According to Jennings, the interdisciplinary combination of theology and race has given students access to courses that cover today’s most pressing issues across a wide range of materials and approaches and enabled them make new connections.

“It’s really exciting to have students with us at Divinity School to think about that – the relationship between how we see ourselves beyond race issues, how we imagine how to care for the environment, and whatever other efforts you are aiming at in your studies, to bring all of these elements together – and if we are talking about people of faith, to integrate it into their vision of faith – it is exciting, ”said Jennings.

In addition to her classroom work, Jennings has also had an influence on Divinity School’s diversity, equity, inclusion and belonging initiatives, according to Divinity School Dean Gregory Sterling. Jennings co-chaired an anti-racism task force that helped the school revise its strategic plan for DEIB, Sterling said.

“Willie Jennings is a vital faculty member at Divinity School,” Sterling told The News. “He is a leading intellectual who commands the respect of his peers. He is also one of the most visible public intellectuals in our faculty… He is quite simply exceptional.

Jennings’ multidisciplinary approach has given her the opportunity to collaborate with a wide range of faculty, many of whom come from Divinity School and the School of the Environment.

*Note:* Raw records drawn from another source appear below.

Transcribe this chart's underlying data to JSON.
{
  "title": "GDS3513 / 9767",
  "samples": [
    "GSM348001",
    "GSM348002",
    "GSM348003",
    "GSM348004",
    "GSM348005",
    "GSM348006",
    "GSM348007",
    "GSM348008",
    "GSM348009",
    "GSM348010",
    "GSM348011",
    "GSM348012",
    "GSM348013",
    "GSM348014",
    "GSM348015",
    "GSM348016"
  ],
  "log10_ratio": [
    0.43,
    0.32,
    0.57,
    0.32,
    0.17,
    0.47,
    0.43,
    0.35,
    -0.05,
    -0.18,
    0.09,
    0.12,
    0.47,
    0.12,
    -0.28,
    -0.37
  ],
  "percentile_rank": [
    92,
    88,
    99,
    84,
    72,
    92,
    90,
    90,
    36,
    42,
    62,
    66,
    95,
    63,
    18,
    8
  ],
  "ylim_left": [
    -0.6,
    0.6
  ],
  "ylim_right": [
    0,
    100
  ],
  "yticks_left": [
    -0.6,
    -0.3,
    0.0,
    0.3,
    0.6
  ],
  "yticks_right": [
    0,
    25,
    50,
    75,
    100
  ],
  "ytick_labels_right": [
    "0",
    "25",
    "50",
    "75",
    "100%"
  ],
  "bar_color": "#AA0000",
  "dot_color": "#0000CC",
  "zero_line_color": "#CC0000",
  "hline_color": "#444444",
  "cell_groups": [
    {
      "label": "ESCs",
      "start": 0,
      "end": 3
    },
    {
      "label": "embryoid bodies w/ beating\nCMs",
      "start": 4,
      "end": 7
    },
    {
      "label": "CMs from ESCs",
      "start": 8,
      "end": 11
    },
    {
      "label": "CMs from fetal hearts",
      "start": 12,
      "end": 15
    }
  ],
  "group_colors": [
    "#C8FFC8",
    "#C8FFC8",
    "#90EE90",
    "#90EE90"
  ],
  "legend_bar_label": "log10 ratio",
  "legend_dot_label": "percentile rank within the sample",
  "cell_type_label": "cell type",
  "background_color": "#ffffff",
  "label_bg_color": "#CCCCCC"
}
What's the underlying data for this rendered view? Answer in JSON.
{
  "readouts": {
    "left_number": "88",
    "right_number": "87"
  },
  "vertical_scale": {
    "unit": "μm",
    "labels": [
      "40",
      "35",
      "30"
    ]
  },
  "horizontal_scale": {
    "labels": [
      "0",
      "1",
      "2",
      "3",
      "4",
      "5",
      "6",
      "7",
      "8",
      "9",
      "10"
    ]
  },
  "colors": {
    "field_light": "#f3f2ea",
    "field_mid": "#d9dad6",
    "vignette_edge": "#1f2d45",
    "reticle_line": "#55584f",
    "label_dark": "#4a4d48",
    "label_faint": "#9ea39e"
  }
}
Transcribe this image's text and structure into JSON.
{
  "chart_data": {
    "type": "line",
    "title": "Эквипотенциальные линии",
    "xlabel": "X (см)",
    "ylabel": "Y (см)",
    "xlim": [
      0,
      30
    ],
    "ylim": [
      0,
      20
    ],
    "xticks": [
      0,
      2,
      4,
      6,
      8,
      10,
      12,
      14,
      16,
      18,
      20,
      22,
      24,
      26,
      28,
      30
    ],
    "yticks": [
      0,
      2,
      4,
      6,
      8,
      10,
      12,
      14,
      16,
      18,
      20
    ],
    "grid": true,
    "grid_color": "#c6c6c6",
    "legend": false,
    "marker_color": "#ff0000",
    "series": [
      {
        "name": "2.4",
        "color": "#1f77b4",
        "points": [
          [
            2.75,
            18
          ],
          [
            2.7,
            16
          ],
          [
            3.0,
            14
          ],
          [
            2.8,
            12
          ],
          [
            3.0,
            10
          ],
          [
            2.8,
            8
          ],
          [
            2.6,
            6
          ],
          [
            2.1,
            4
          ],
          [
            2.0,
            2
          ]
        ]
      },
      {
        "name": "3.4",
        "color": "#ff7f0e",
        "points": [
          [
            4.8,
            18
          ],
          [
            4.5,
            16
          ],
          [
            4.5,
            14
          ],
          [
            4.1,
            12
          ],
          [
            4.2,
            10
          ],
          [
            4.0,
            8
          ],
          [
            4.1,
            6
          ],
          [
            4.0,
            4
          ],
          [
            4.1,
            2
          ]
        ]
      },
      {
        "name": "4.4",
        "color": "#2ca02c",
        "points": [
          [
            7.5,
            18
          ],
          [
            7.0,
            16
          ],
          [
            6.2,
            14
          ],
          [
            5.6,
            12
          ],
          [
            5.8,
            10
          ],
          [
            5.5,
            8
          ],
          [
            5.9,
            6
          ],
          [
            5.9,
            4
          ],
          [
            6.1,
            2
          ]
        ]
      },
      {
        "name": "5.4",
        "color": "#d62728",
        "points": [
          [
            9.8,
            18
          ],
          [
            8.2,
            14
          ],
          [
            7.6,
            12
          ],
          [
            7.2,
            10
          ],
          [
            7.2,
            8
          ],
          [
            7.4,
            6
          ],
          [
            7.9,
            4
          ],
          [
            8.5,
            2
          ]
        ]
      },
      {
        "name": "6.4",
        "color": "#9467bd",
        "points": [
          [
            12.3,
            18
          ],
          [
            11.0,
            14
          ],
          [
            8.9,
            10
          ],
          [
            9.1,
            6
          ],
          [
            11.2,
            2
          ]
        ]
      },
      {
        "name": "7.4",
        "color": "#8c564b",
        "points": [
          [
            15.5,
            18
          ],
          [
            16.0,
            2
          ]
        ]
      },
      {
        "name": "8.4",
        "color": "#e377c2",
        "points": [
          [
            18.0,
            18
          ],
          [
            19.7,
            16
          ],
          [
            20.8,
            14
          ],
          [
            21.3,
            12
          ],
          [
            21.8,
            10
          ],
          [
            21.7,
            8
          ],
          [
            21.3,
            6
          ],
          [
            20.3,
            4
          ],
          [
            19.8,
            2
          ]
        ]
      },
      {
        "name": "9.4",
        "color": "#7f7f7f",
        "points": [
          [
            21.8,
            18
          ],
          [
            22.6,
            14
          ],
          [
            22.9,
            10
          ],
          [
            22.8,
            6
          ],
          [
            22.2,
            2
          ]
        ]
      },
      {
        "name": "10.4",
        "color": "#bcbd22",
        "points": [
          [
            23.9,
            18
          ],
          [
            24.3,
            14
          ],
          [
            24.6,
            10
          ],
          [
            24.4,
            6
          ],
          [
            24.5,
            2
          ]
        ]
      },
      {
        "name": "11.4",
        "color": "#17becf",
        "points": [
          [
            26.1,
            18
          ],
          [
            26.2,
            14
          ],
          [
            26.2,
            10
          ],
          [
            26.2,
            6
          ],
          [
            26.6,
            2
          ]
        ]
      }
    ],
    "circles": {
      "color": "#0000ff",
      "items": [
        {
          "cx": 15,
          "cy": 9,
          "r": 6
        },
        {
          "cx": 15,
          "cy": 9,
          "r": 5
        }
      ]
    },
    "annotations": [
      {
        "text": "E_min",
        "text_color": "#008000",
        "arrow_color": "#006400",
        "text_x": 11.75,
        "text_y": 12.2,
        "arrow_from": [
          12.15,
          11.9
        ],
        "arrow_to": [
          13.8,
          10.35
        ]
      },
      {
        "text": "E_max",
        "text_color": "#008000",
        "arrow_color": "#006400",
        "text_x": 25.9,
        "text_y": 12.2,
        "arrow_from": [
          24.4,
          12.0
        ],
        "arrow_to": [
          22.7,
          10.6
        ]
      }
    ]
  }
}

John Grim and Mary Evelyn Tucker, co-founders of the Yale Forum on Religion and Ecology and professors at the Divinity School and the School of the Environment, have spent much of their careers making similar multidisciplinary connections with Jennings. According to Tucker, the couple have collaborated with Jennings on several occasions and, through their work, have formed a strong relationship with the wider interdisciplinary movement.

John Grim noted that Jennings represents more than her research through her outspoken role in the theological community.

“From the start when we met Willie, we recognized and shared with him a joy and a hope, and that he is a smart spokesperson for that joy and for hope,” said Grim.

Willie Jennings will be teaching a class called Body and Land in the spring.